APRENDER A CONTAR #39
ROSA SINTÉTICO
Às vezes vejo-o. Sentado ali. Satisfeito. A partir o pão. A olhar pela montra do restaurante. A mexer o seu café, um ar de quem sonha. Não posso dizer em que é que ele está a pensar, mas não há perturbação nenhuma. É um rosto calmo. Nenhuma preocupação. O jornal está dobrado ao lado dele, dobrado com todo o cuidado; vincado com precisão. Os óculos descansam sobre a toalha de mesa. Tudo está tranquilo à volta dele. Rodeado de ordem.

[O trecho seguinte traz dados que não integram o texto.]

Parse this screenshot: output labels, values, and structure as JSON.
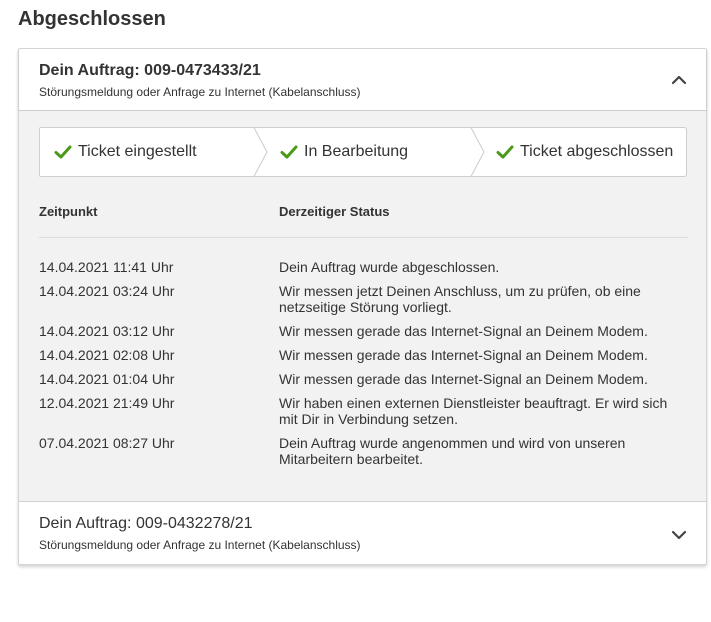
{
  "section_title": "Abgeschlossen",
  "orders": [
    {
      "title": "Dein Auftrag: 009-0473433/21",
      "subtitle": "Störungsmeldung oder Anfrage zu Internet (Kabelanschluss)",
      "expanded": true,
      "chevron_icon": "chevron-up-icon"
    },
    {
      "title": "Dein Auftrag: 009-0432278/21",
      "subtitle": "Störungsmeldung oder Anfrage zu Internet (Kabelanschluss)",
      "expanded": false,
      "chevron_icon": "chevron-down-icon"
    }
  ],
  "steps": [
    {
      "label": "Ticket eingestellt",
      "icon": "checkmark-icon",
      "done": true
    },
    {
      "label": "In Bearbeitung",
      "icon": "checkmark-icon",
      "done": true
    },
    {
      "label": "Ticket abgeschlossen",
      "icon": "checkmark-icon",
      "done": true
    }
  ],
  "table": {
    "headers": {
      "time": "Zeitpunkt",
      "status": "Derzeitiger Status"
    },
    "rows": [
      {
        "time": "14.04.2021 11:41 Uhr",
        "status": "Dein Auftrag wurde abgeschlossen."
      },
      {
        "time": "14.04.2021 03:24 Uhr",
        "status": "Wir messen jetzt Deinen Anschluss, um zu prüfen, ob eine netzseitige Störung vorliegt."
      },
      {
        "time": "14.04.2021 03:12 Uhr",
        "status": "Wir messen gerade das Internet-Signal an Deinem Modem."
      },
      {
        "time": "14.04.2021 02:08 Uhr",
        "status": "Wir messen gerade das Internet-Signal an Deinem Modem."
      },
      {
        "time": "14.04.2021 01:04 Uhr",
        "status": "Wir messen gerade das Internet-Signal an Deinem Modem."
      },
      {
        "time": "12.04.2021 21:49 Uhr",
        "status": "Wir haben einen externen Dienstleister beauftragt. Er wird sich mit Dir in Verbindung setzen."
      },
      {
        "time": "07.04.2021 08:27 Uhr",
        "status": "Dein Auftrag wurde angenommen und wird von unseren Mitarbeitern bearbeitet."
      }
    ]
  },
  "colors": {
    "check": "#4a9a1a",
    "panel_bg": "#f2f2f2",
    "text": "#333333"
  }
}
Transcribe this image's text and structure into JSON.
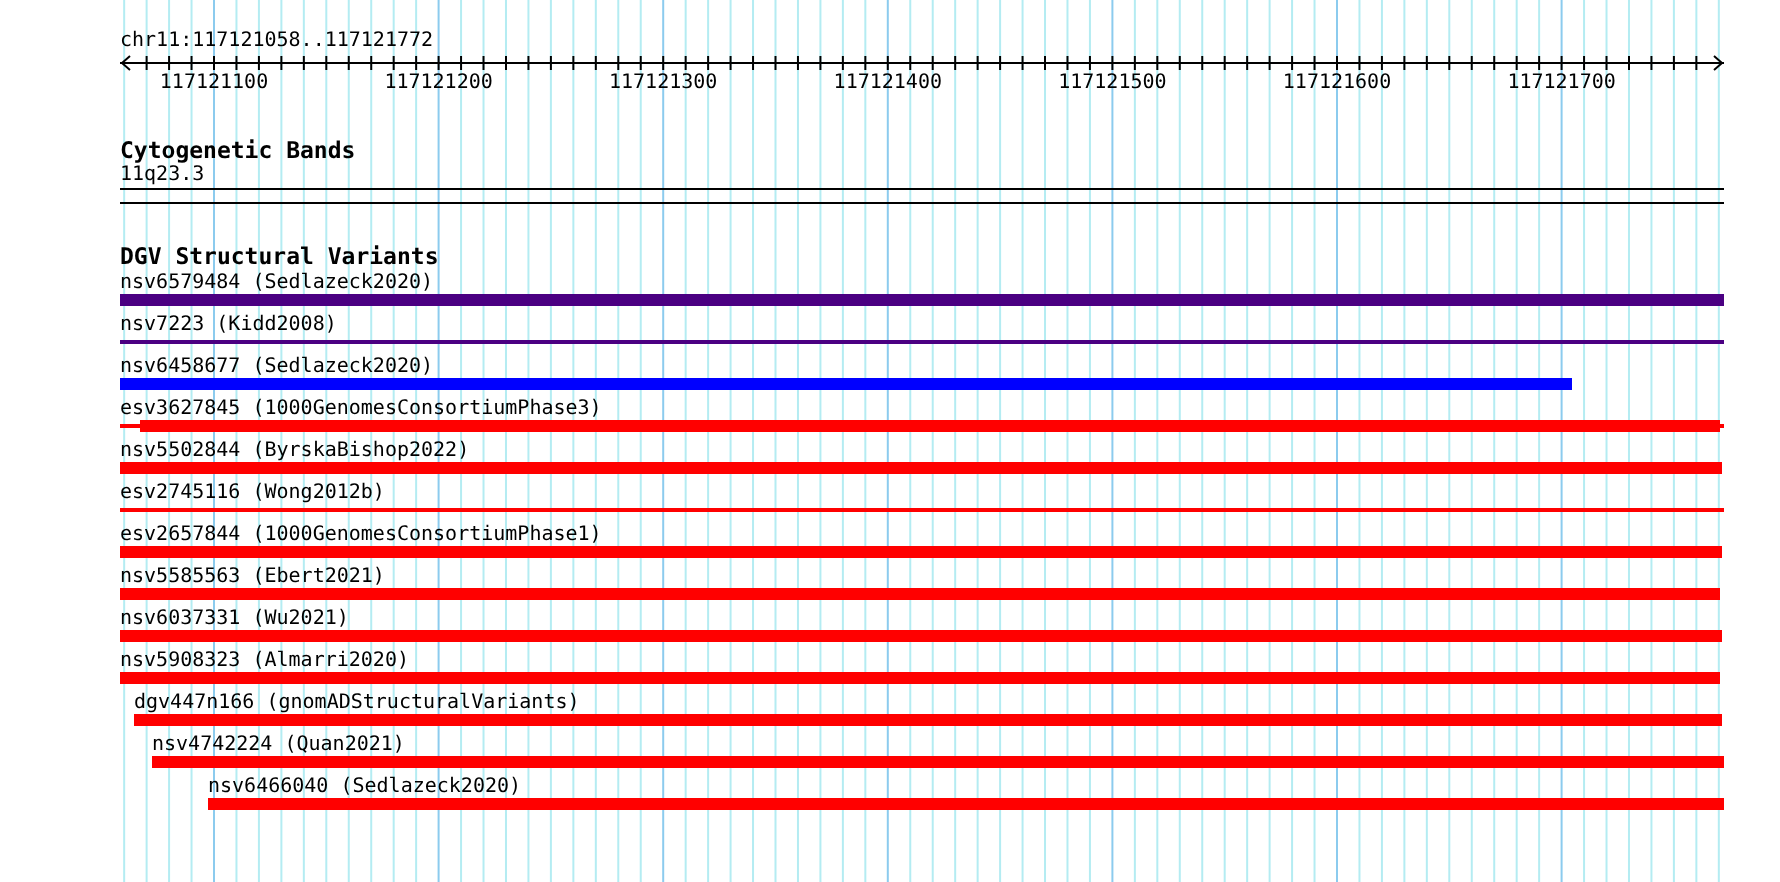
{
  "locus": "chr11:117121058..117121772",
  "ruler": {
    "ticks": [
      "117121100",
      "117121200",
      "117121300",
      "117121400",
      "117121500",
      "117121600",
      "117121700"
    ]
  },
  "tracks": [
    {
      "title": "Cytogenetic Bands",
      "kind": "bands",
      "items": [
        {
          "label": "11q23.3"
        }
      ]
    },
    {
      "title": "DGV Structural Variants",
      "kind": "variants",
      "items": [
        {
          "label": "nsv6579484 (Sedlazeck2020)",
          "kind": "thick",
          "color": "#4b0082"
        },
        {
          "label": "nsv7223 (Kidd2008)",
          "kind": "thin",
          "color": "#4b0082"
        },
        {
          "label": "nsv6458677 (Sedlazeck2020)",
          "kind": "thick",
          "color": "#0000ff"
        },
        {
          "label": "esv3627845 (1000GenomesConsortiumPhase3)",
          "kind": "both",
          "color": "#ff0000"
        },
        {
          "label": "nsv5502844 (ByrskaBishop2022)",
          "kind": "thick",
          "color": "#ff0000"
        },
        {
          "label": "esv2745116 (Wong2012b)",
          "kind": "thin",
          "color": "#ff0000"
        },
        {
          "label": "esv2657844 (1000GenomesConsortiumPhase1)",
          "kind": "thick",
          "color": "#ff0000"
        },
        {
          "label": "nsv5585563 (Ebert2021)",
          "kind": "thick",
          "color": "#ff0000"
        },
        {
          "label": "nsv6037331 (Wu2021)",
          "kind": "thick",
          "color": "#ff0000"
        },
        {
          "label": "nsv5908323 (Almarri2020)",
          "kind": "thick",
          "color": "#ff0000"
        },
        {
          "label": "dgv447n166 (gnomADStructuralVariants)",
          "kind": "thick",
          "color": "#ff0000"
        },
        {
          "label": "nsv4742224 (Quan2021)",
          "kind": "thick",
          "color": "#ff0000"
        },
        {
          "label": "nsv6466040 (Sedlazeck2020)",
          "kind": "thick",
          "color": "#ff0000"
        }
      ]
    }
  ]
}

Sorve a sua sopa à maneira europeia, inclinando o prato, manobrando a colher tão longe quanto possível. Limpa o lábio superior meticulosamente com o guardanapo de linho. Depois, com mãos delicadas, limpa o queixo de algum resto que tenha ficado. Devolve o guardanapo ao mesmo joelho e desdobra-o suavemente, amansando todas as rugas. Vejo o anel no seu dedo mindinho, brilhando. Um anel azul-líquido que cintila ao sabor do sol que dá na montra. Um pássaro esvoaça na rua e os olhos dele erguem-se para o seguir, depois regressam ao prato da sopa vazio. Pega no prato com as duas mãos e afasta-o para o lado. Depois, lentamente, pega no copo de água. Bebe e só pára de beber quando o copo está vazio. Posso ver a garganta dele pulsando enquanto a água gelada desce rápida. Os olhos dele fecham-se como se estivesse num êxtase e a sonhar com alguma coisa muito longe dali.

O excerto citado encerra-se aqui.